Civil parish in Lancashire, England

The Yealands is a civil parish in City of Lancaster district, Lancashire, England. It includes the villages of Yealand Conyers and Yealand Redmayne and the hamlet of Yealand Storrs. The parish was formed on 1 April 2024 by combining the former parishes of Yealand Conyers and Yealand Redmayne. It has a parish council, the lowest level of local government in England. In 2021 the parishes had a population of 539.

The parish is in the north west of Lancashire, with its northern boundary along the county boundary with Westmorland and Furness in Cumbria.
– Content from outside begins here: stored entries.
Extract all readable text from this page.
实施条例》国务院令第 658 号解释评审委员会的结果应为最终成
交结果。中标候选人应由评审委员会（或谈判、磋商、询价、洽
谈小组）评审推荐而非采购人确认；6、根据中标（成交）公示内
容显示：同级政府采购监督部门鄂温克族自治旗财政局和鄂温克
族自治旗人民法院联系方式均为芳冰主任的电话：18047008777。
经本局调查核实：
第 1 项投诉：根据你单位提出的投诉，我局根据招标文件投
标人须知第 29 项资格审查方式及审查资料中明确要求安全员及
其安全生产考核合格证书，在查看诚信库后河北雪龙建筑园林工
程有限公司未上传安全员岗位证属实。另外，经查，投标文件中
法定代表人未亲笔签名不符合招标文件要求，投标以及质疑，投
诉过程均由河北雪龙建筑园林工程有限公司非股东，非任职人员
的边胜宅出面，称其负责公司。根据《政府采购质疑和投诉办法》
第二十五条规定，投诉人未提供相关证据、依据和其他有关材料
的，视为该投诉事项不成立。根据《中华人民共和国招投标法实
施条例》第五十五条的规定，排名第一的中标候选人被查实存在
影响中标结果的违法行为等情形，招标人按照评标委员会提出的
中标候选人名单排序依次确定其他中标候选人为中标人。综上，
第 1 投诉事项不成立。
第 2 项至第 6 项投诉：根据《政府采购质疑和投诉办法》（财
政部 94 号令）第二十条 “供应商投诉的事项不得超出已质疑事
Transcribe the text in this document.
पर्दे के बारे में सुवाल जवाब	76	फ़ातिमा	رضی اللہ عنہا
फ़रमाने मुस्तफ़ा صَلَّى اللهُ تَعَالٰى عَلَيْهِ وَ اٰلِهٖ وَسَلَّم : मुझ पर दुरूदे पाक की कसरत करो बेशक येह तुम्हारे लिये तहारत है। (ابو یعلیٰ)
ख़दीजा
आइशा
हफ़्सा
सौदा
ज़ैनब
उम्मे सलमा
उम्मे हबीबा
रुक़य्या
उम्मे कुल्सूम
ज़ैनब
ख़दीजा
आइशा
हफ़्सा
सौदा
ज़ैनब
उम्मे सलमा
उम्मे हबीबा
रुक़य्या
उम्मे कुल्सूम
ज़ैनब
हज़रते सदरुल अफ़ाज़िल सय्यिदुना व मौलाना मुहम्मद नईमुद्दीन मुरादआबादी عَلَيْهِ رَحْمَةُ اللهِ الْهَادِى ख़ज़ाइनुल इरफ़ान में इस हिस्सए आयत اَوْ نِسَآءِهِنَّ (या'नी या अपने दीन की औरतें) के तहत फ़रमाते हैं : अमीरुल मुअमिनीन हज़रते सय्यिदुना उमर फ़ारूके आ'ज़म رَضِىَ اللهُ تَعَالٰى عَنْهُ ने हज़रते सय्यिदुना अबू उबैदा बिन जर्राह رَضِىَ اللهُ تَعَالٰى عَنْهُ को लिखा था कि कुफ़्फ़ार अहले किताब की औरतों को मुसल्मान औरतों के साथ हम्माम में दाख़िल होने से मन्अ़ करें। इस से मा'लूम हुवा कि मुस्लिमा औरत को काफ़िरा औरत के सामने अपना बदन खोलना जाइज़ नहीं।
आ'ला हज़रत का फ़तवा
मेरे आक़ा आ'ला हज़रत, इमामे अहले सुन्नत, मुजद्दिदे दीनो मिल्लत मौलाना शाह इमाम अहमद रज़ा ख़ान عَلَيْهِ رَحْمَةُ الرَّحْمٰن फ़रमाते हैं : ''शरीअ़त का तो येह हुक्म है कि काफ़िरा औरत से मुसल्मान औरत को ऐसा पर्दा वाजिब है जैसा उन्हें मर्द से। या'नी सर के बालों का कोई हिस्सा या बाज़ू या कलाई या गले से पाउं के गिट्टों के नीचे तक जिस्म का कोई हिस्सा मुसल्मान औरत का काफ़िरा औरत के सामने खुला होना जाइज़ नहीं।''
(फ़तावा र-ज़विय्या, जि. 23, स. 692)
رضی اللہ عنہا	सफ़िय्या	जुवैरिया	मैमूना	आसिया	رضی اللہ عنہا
The M6 motorway runs along the eastern border of the parish, the A6 road and the West Coast Main Line railway run through the eastern part of the parish, and the Furness line crosses the far western corner of the parish.

Most of the parish (except the area east of the A6) is within the Arnside and Silverdale National Landscape (formerly AONB).

The amenities in the parish include Yealand Church of England Primary School, Yealand Village Hall, St John's Church (Anglican), St Mary's Church (Roman Catholic), Yealand Quaker Meeting House, and the New Inn pub. Leighton Hall, Trowbarrow Quarry and most of Leighton Moss RSPB reserve are also within the parish. There are 44 listed buildings in The Yealands.